SkyNews and The Royal Astronomical Society of Canada marked the 50th anniversary of the explosion on board Apollo 13 in conversation with an expert on the subject and one of the mission’s crew.
In an online presentation on April 13, Apollo 13 lunar module pilot Fred Haise joined Mississauga Centre RASC president Randy Attwood, detailing the problem-plagued mission and its place in the memories of millions. Haise answered questions from the audience, while Attwood spoke about the mission, which was the third launched to land two people on the Moon. Both spoke about the problems that occurred on its third day of flight and the race to get the astronauts home alive.
“There’s lots of different issues they had to work on in real time,” Attwood said. “There wasn’t a binder that they could go to, to figure out how to get people home.”
The online event was the first in SkyNews’ and The RASC’s Speaker Series, bringing space science and astronomy experts to screens through online talks and Q&As.
The rundown
Attwood — who is former president and executive director of The RASC and has attended shuttle launches and landings as a journalist and photographer — noted the Apollo 13 mission took off the afternoon of April 11, 1970.
What’s it like to be in the seat, strapping in before the launch?
I’ve tried to give analogs for anybody in sports. Say they were in football. It would be right before the kickoff, when the game’s about to start. You know, you’ve prepared and you’ve worked and trained for a long, long time to do this. Now the day has finally arrived, you’re going to get to do what you’re trained to do.
– Fred Haise, Apollo 13 lunar module pilot during the Q&A
Attwood noted that three days after launch, on April 13, there was an explosion in one of the oxygen tanks.
“At that point, it took [mission control] a couple of hours to decide they were in big trouble,” he said. “They decided to power up the lunar module, use it as a lifeboat, abort the landing, go around the Moon, and get the astronauts home.”
Attwood noted that various burns, firings of the lunar module engine, were required to get the crew on the right trajectory and speed up their return. As well, mission control had to figure out how to deal with a buildup of carbon dioxide on board, while astronauts Haise, Jim Lovell and Jack Swigert had to endure a cold, dark environment on the spacecraft.

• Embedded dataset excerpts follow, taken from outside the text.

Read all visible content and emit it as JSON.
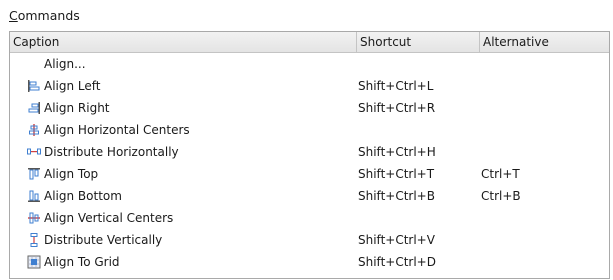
{
  "section": {
    "label": "Commands",
    "mnemonic": "C",
    "rest": "ommands"
  },
  "columns": [
    "Caption",
    "Shortcut",
    "Alternative"
  ],
  "rows": [
    {
      "caption": "Align...",
      "shortcut": "",
      "alternative": "",
      "icon": "none"
    },
    {
      "caption": "Align Left",
      "shortcut": "Shift+Ctrl+L",
      "alternative": "",
      "icon": "align-left-icon"
    },
    {
      "caption": "Align Right",
      "shortcut": "Shift+Ctrl+R",
      "alternative": "",
      "icon": "align-right-icon"
    },
    {
      "caption": "Align Horizontal Centers",
      "shortcut": "",
      "alternative": "",
      "icon": "align-horizontal-centers-icon"
    },
    {
      "caption": "Distribute Horizontally",
      "shortcut": "Shift+Ctrl+H",
      "alternative": "",
      "icon": "distribute-horizontally-icon"
    },
    {
      "caption": "Align Top",
      "shortcut": "Shift+Ctrl+T",
      "alternative": "Ctrl+T",
      "icon": "align-top-icon"
    },
    {
      "caption": "Align Bottom",
      "shortcut": "Shift+Ctrl+B",
      "alternative": "Ctrl+B",
      "icon": "align-bottom-icon"
    },
    {
      "caption": "Align Vertical Centers",
      "shortcut": "",
      "alternative": "",
      "icon": "align-vertical-centers-icon"
    },
    {
      "caption": "Distribute Vertically",
      "shortcut": "Shift+Ctrl+V",
      "alternative": "",
      "icon": "distribute-vertically-icon"
    },
    {
      "caption": "Align To Grid",
      "shortcut": "Shift+Ctrl+D",
      "alternative": "",
      "icon": "align-to-grid-icon"
    }
  ],
  "colors": {
    "icon_blue": "#3f7fd0",
    "icon_red": "#d04040",
    "header_border": "#c4c4c4",
    "grid_border": "#a9a9a9"
  }
}
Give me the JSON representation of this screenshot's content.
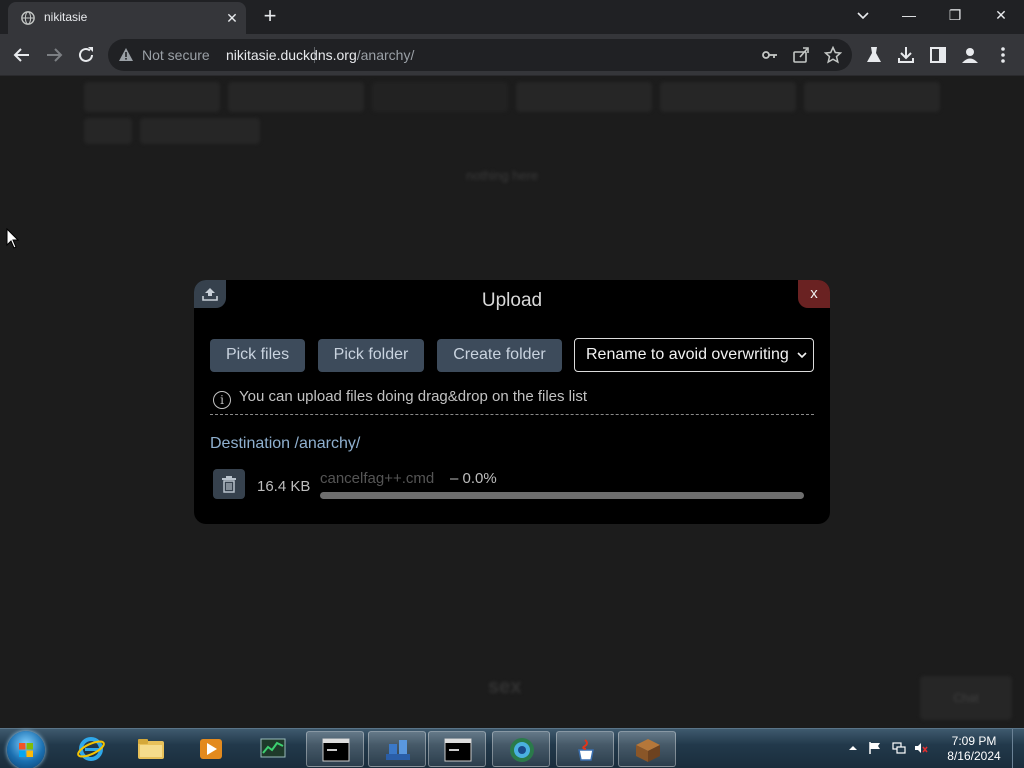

There was not a lot of chit-chat. We talked about the food, when we were getting ready to try to eat, and how cold it was and what best to eat.
I gave up on, call it, the ‘normal food’ for most of my four days. I lived off another area of the pantry — that was the snack food. So I ate mostly cookie cubes, bread cubes and peanuts.
– Fred Haise, Apollo 13 lunar module pilot during the Q&A
Attwood also spoke about what was going on in mission control, its structure and how it communicated with the Apollo 13 crew in space.

Attwood also showed details of the command and service modules and the lunar module. He said when the explosion happened, the crew were about a day’s journey away from the Moon. One option at that time were to turn around immediately and head back to Earth.
“But they just didn’t have the capability to do that,” he said. “But they felt that they had enough consumables to essentially go around the Moon and come back.”

Haise also spoke about his time working on NASA’s space shuttle program, and even spoke about his experience flying “ALT,” or flying the space shuttle’s Approach and Landing Tests.
It controlled well. It was obviously a fly-by-wire type system, so the nature of its handling qualities, we call it, was obviously greatly affected by the software control system designer, and what algorithms were in the software and the computer, and that kind of thing.
And it did fly well. It flew better, in fact, than a trainer. Like a shuttle trainer or aircraft, which supposedly could emulate the real shuttle.